This really interesting article is by Elizabeth Goitein in Brennan Center for Justice:
In the past, when civil liberties advocates talked about the need for Foreign Intelligence Surveillance Act (FISA) reform, they were usually talking about one of the warrantless collection authorities. Under Section 702 of FISA, for instance, the government warrantlessly collects the communications of foreign targets, but then searches through the data to find the “incidentally” collected communications of Americans. Under Section 215 of the Patriot Act (which amended FISA’s “business records” provision), the government may warrantlessly collect some extraordinarily sensitive information about Americans, including communications metadata and geolocation data. In these and other cases, the solution pressed by civil liberties advocates has been the imposition of a warrant requirement.

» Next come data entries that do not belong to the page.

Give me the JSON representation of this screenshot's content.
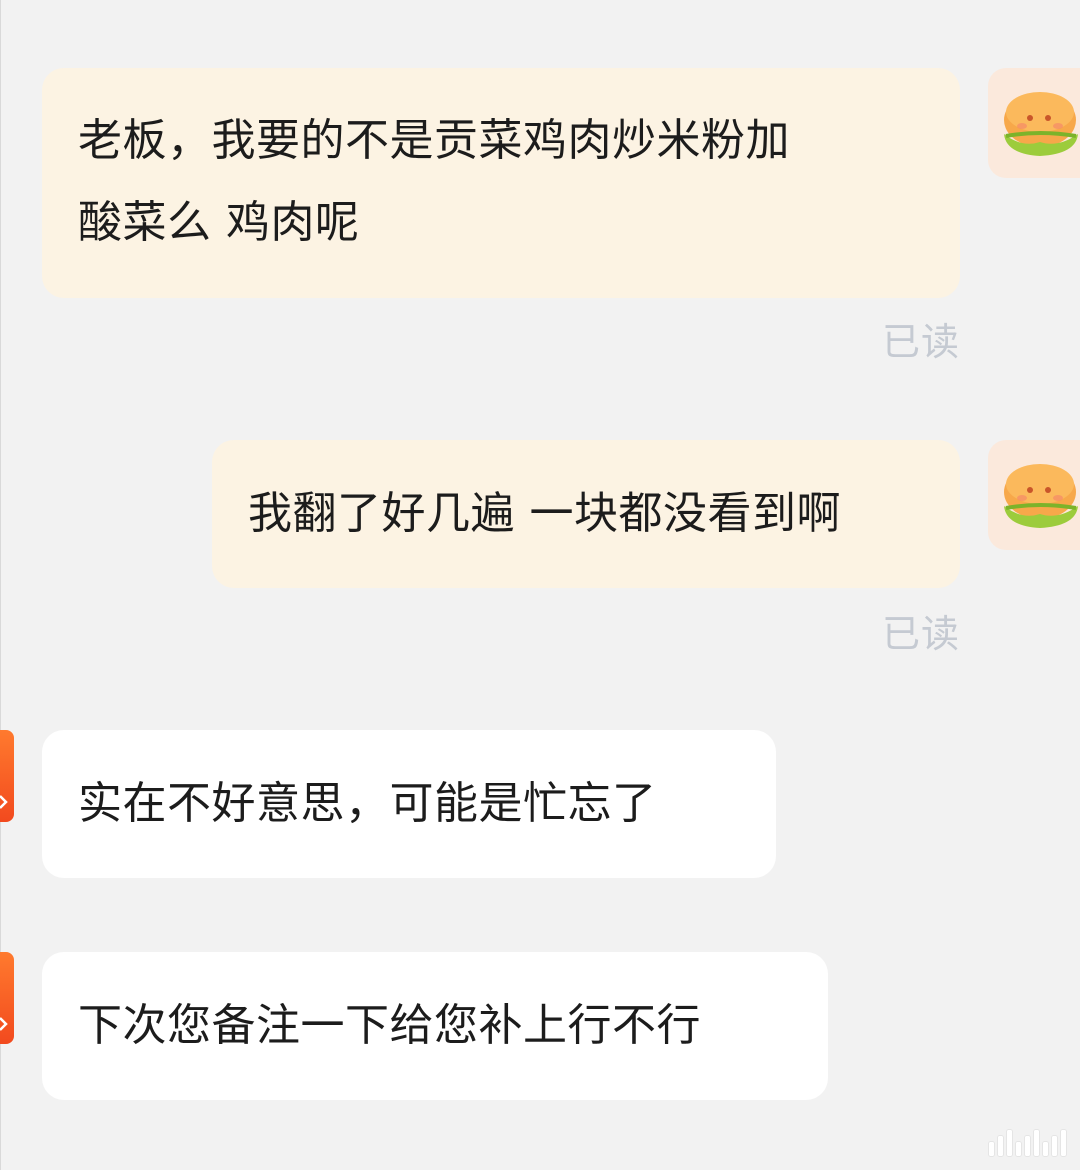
{
  "messages": [
    {
      "sender": "me",
      "lines": [
        "老板，我要的不是贡菜鸡肉炒米粉加",
        "酸菜么 鸡肉呢"
      ],
      "status": "已读"
    },
    {
      "sender": "me",
      "lines": [
        "我翻了好几遍 一块都没看到啊"
      ],
      "status": "已读"
    },
    {
      "sender": "merchant",
      "lines": [
        "实在不好意思，可能是忙忘了"
      ]
    },
    {
      "sender": "merchant",
      "lines": [
        "下次您备注一下给您补上行不行"
      ]
    }
  ],
  "avatars": {
    "me_icon": "burger-icon",
    "merchant_icon": "shop-logo-icon"
  },
  "colors": {
    "background": "#f2f2f2",
    "my_bubble": "#fcf3e3",
    "merchant_bubble": "#ffffff",
    "read_status": "#c5cad2",
    "merchant_avatar": "#f24a1e",
    "text": "#1c1c1c"
  }
}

Small wonder, then, that there has been less discussion of FISA Title I. Title I is the high-water mark of civil liberties protection under FISA, because it requires the government to show probable cause to the FISA Court that the target of surveillance is a foreign power or agent of a foreign power. Under the statutory definition, an American who acts as an “agent of a foreign power” is generally engaged in espionage or other illegal activity. A FISA Title I order targeting an American thus looks very much like a warrant in terms of the standard required to obtain one.
The report released by the Department of Justice’s Inspector General in December, however, suggests that Title I’s warrant requirement isn’t providing nearly the level of protection that it should. The report identified 17 significant problems—including inaccuracies, exaggerations, and omissions—in the applications the Department of Justice submitted to the FISA Court to conduct surveillance of former Trump campaign aide Carter Page. Moreover, the Inspector General found no evidence of political bias or any other special circumstances that would explain the problems. If, indeed, the Page applications were treated like any other, that would indicate that corner-cutting and application-padding are par for the course in FISA applications. (The Inspector General clearly shares this concern, and is now undertaking an investigation of Title I applications more broadly.)